♡27 Bölüm♡

7.5K 548 83
                                    

Kaç zamandır yazmadığım balım( Jonginle) bir bölüm geldi

Bence tam mıncırmalık bi bölüm😃

Ondan bir süre sonra arabayı park edip bende binaya girdim. Çok güzel bir ambiyans vardı. Her taraf çizgifilm kahramanlarının resimleri, rengarenk işıklar ve bir kaç çocuk çizimleriyle kaplıydı. Biraz daha ilerlediğimde bir bayan beni durdurmuştu.

"Affedersiniz beyefendi nasıl yardımcı ola bilirim?"

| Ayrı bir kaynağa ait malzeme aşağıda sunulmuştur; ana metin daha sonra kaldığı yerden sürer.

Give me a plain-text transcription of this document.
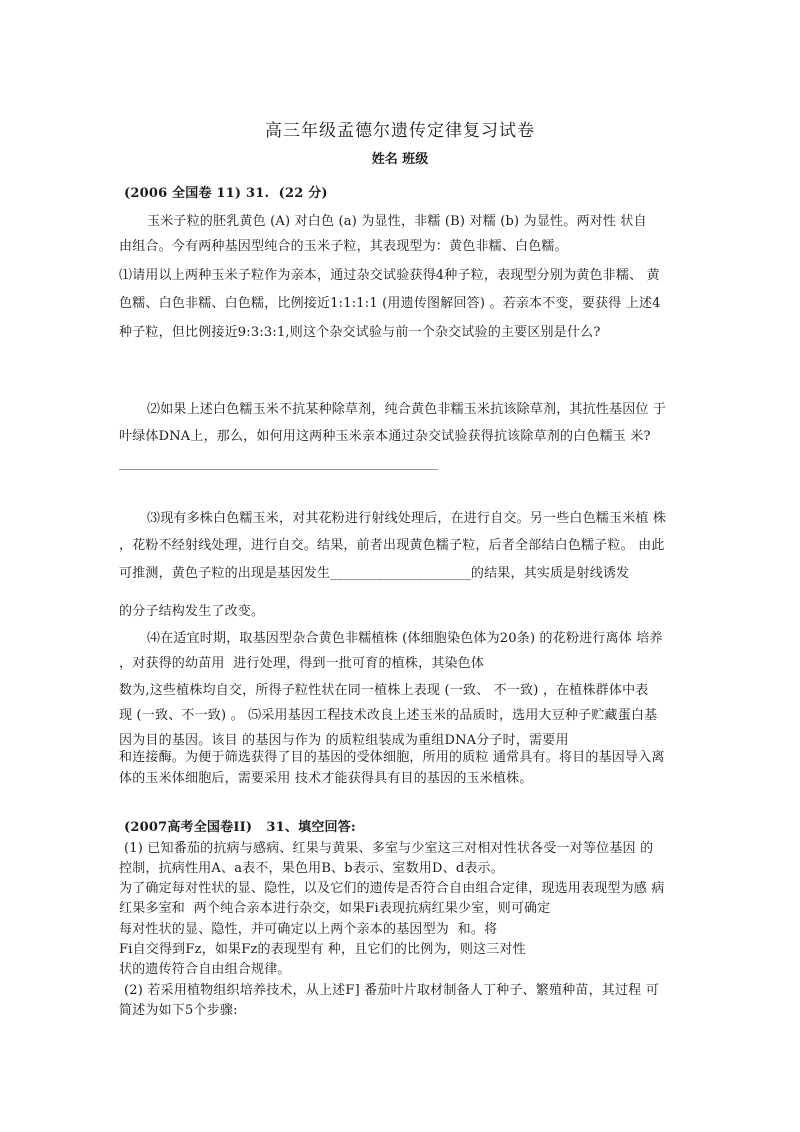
高三年级孟德尔遗传定律复习试卷
姓名 班级
(2006 全国卷 11) 31.  (22 分)
玉米子粒的胚乳黄色 (A) 对白色 (a) 为显性，非糯 (B) 对糯 (b) 为显性。两对性 状自
由组合。今有两种基因型纯合的玉米子粒，其表现型为：黄色非糯、白色糯。
⑴请用以上两种玉米子粒作为亲本，通过杂交试验获得4种子粒，表现型分别为黄色非糯、 黄
色糯、白色非糯、白色糯，比例接近1:1:1:1 (用遗传图解回答) 。若亲本不变，要获得 上述4
种子粒，但比例接近9:3:3:1,则这个杂交试验与前一个杂交试验的主要区别是什么?
⑵如果上述白色糯玉米不抗某种除草剂，纯合黄色非糯玉米抗该除草剂，其抗性基因位 于
叶绿体DNA上，那么，如何用这两种玉米亲本通过杂交试验获得抗该除草剂的白色糯玉 米?
__________________________________________________________
⑶现有多株白色糯玉米，对其花粉进行射线处理后，在进行自交。另一些白色糯玉米植 株
，花粉不经射线处理，进行自交。结果，前者出现黄色糯子粒，后者全部结白色糯子粒。 由此
可推测，黄色子粒的出现是基因发生_____________________的结果，其实质是射线诱发
的分子结构发生了改变。
⑷在适宜时期，取基因型杂合黄色非糯植株 (体细胞染色体为20条) 的花粉进行离体 培养
，对获得的幼苗用  进行处理，得到一批可育的植株，其染色体
数为,这些植株均自交，所得子粒性状在同一植株上表现 (一致、 不一致) ，在植株群体中表
现 (一致、不一致) 。 ⑸采用基因工程技术改良上述玉米的品质时，选用大豆种子贮藏蛋白基
因为目的基因。该目 的基因与作为 的质粒组装成为重组DNA分子时，需要用
和连接酶。为便于筛选获得了目的基因的受体细胞，所用的质粒 通常具有。将目的基因导入离
体的玉米体细胞后，需要采用 技术才能获得具有目的基因的玉米植株。
(2007高考全国卷II)   31、填空回答:
(1) 已知番茄的抗病与感病、红果与黄果、多室与少室这三对相对性状各受一对等位基因 的
控制，抗病性用A、a表不，果色用B、b表示、室数用D、d表示。
为了确定每对性状的显、隐性，以及它们的遗传是否符合自由组合定律，现选用表现型为感 病
红果多室和  两个纯合亲本进行杂交，如果Fi表现抗病红果少室，则可确定
每对性状的显、隐性，并可确定以上两个亲本的基因型为  和。将
Fi自交得到Fz，如果Fz的表现型有 种，且它们的比例为，则这三对性
状的遗传符合自由组合规律。
(2) 若采用植物组织培养技术，从上述F] 番茄叶片取材制备人丁种子、繁殖种苗，其过程 可
简述为如下5个步骤:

"Şey ben Serinin arkadaşıyım"

"Haa demek Seri hanımın arkadaşısınız. Öyle söylesenize. Buyurun koridorun sonundaki party odasındalar. İsterseniz götüre bilirim"

"Ahh teşekkür ederim. Kendim bula bilirim sanırım" Eğilerek kadının yanından uzaklaştım.

Dediği yere vardığımda kapı hafif aralıktı. Bende bunu fırsat bilip bir süre içeriyi izledim.

Çocuklar Seriye bir yastığa oturtmuş gülüşerek yüzüne bir şeyler çiziyordular. Seriyse gülerek "Yah bakın çocuklar sakın beni cadıya falan dönüştürmeyin tamammı?"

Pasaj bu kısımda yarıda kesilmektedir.